Perhaps, but it might be cleaner to rewrite the rrule for getproperty to accumulate cotangents of factors and then for the rrule of cholesky to work with the cotangent of factors like what we do with lu:

Yes, that sounds simpler.

devmotion commented 2 years ago

Is there one you can construct from the Zygote failures you mentioned?

These Zygote failures happen once one removes the Zygote adjoint for cholesky. Then basically even the simplest examples start to fail. E.g., the linked issue above is triggered by https://github.com/FluxML/Zygote.jl/blob/af8aee4d8acc94bdfa8b9a1c7e16ef0b6a3df32e/test/gradcheck.jl#L650.

sethaxen commented 2 years ago

Is there one you can construct from the Zygote failures you mentioned?

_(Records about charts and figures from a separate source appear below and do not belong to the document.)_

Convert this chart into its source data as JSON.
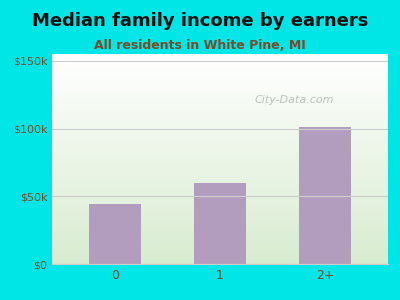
{
  "title": "Median family income by earners",
  "subtitle": "All residents in White Pine, MI",
  "categories": [
    "0",
    "1",
    "2+"
  ],
  "values": [
    44000,
    60000,
    101000
  ],
  "bar_color": "#b39dbe",
  "outer_bg": "#00e5e5",
  "yticks": [
    0,
    50000,
    100000,
    150000
  ],
  "ytick_labels": [
    "$0",
    "$50k",
    "$100k",
    "$150k"
  ],
  "ylim": [
    0,
    155000
  ],
  "title_fontsize": 13,
  "subtitle_fontsize": 9,
  "subtitle_color": "#7a4a2a",
  "tick_color": "#7a4a2a",
  "grid_color": "#cccccc",
  "watermark": "City-Data.com"
}
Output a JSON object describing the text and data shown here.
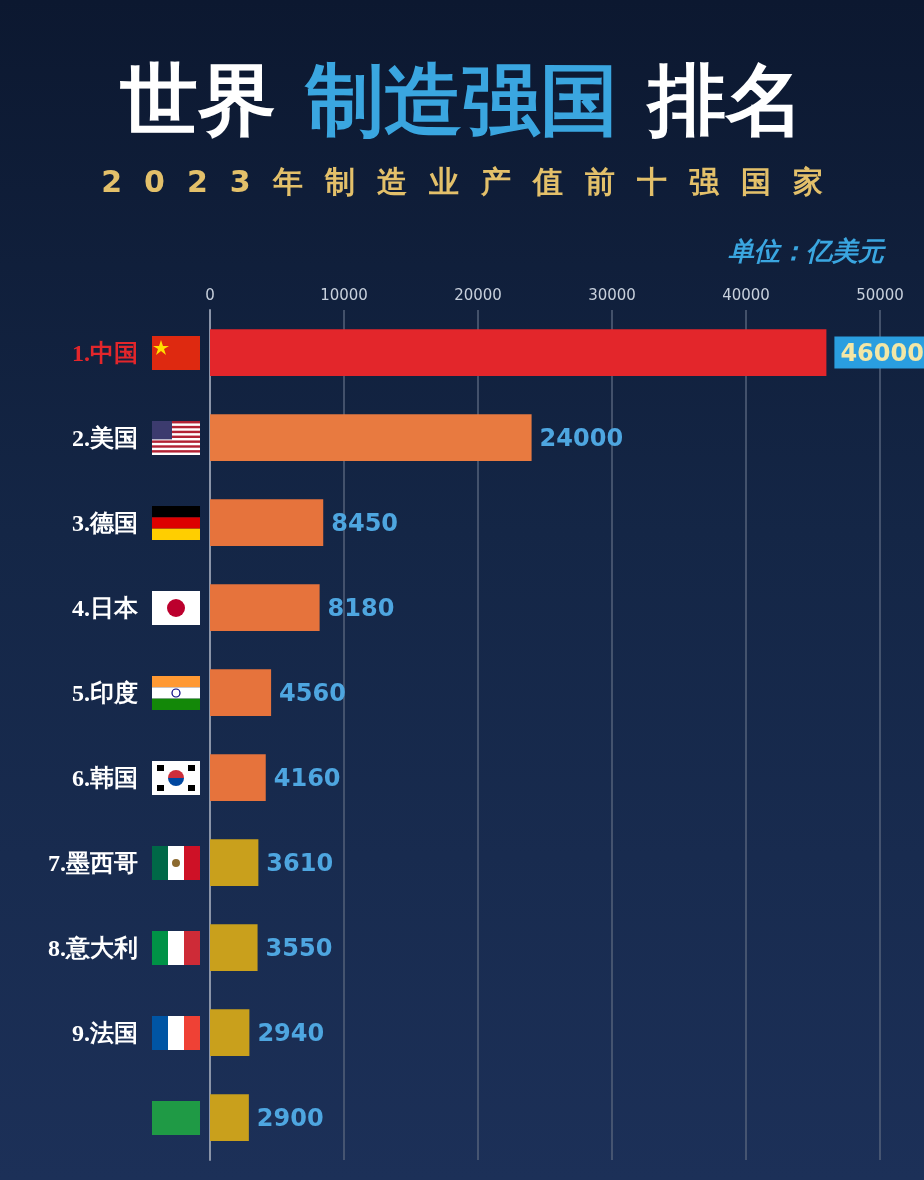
{
  "chart_data": {
    "type": "bar",
    "orientation": "horizontal",
    "title": "世界 制造强国 排名",
    "subtitle": "2023年制造业产值前十强国家",
    "annotations": [
      "单位：亿美元"
    ],
    "categories": [
      "1.中国",
      "2.美国",
      "3.德国",
      "4.日本",
      "5.印度",
      "6.韩国",
      "7.墨西哥",
      "8.意大利",
      "9.法国",
      null
    ],
    "values": [
      46000,
      24000,
      8450,
      8180,
      4560,
      4160,
      3610,
      3550,
      2940,
      2900
    ],
    "colors": [
      "#e3262b",
      "#e87a40",
      "#e6733c",
      "#e6733c",
      "#e6733c",
      "#e6733c",
      "#c9a01c",
      "#c9a01c",
      "#c9a01c",
      "#c9a01c"
    ],
    "xlim": [
      0,
      50000
    ],
    "xticks": [
      0,
      10000,
      20000,
      30000,
      40000,
      50000
    ],
    "grid": "x",
    "data_labels": true
  }
}
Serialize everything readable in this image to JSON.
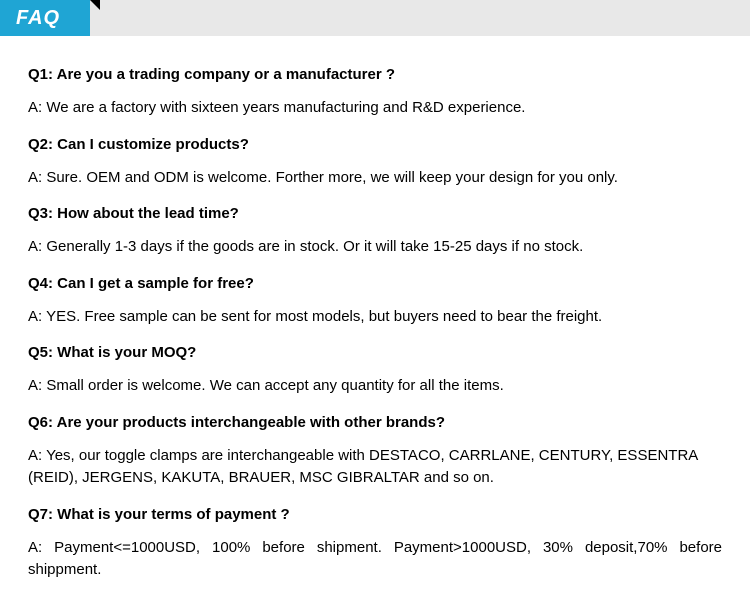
{
  "header": {
    "tabLabel": "FAQ"
  },
  "faqs": [
    {
      "question": "Q1:  Are you a trading company or a manufacturer ?",
      "answer": "A: We are a factory with sixteen years manufacturing and R&D experience."
    },
    {
      "question": "Q2: Can I customize products?",
      "answer": "A: Sure. OEM and ODM is welcome. Forther more, we will keep your design for you only."
    },
    {
      "question": "Q3: How about the lead time?",
      "answer": "A: Generally 1-3 days if the goods are in stock. Or it will take 15-25 days if no stock."
    },
    {
      "question": "Q4: Can I get a sample for free?",
      "answer": "A: YES. Free sample can be sent for most models, but buyers need to bear the freight."
    },
    {
      "question": "Q5: What is your MOQ?",
      "answer": "A: Small order is welcome. We can accept any quantity for all the items."
    },
    {
      "question": "Q6: Are your products interchangeable with other brands?",
      "answer": "A: Yes, our toggle clamps are interchangeable with DESTACO,  CARRLANE, CENTURY, ESSENTRA (REID), JERGENS, KAKUTA, BRAUER,  MSC GIBRALTAR and so on."
    },
    {
      "question": "Q7: What is your terms of payment ?",
      "answer": "A: Payment<=1000USD, 100% before shipment. Payment>1000USD, 30% deposit,70% before shippment."
    }
  ]
}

These Zygote failures happen once one removes the Zygote adjoint for cholesky. Then basically even the simplest examples start to fail. E.g., the linked issue above is triggered by https://github.com/FluxML/Zygote.jl/blob/af8aee4d8acc94bdfa8b9a1c7e16ef0b6a3df32e/test/gradcheck.jl#L650.

The main issue there is that the function \ depends on the adjoints for cholesky and \(::Cholesky, ::AbstractVecOrMat), both of which are composeable in Zygote. The linked PR deletes only Zygote's adjoint for cholesky, and its adjoint for \ does not compose well with ChainRules's, since it's written in terms of factors. We should actually have the \ rrule here in ChainRules.

I'll open up PRs to both use factors in the cholesky-related rrules and to migrate the rrule for \ to here.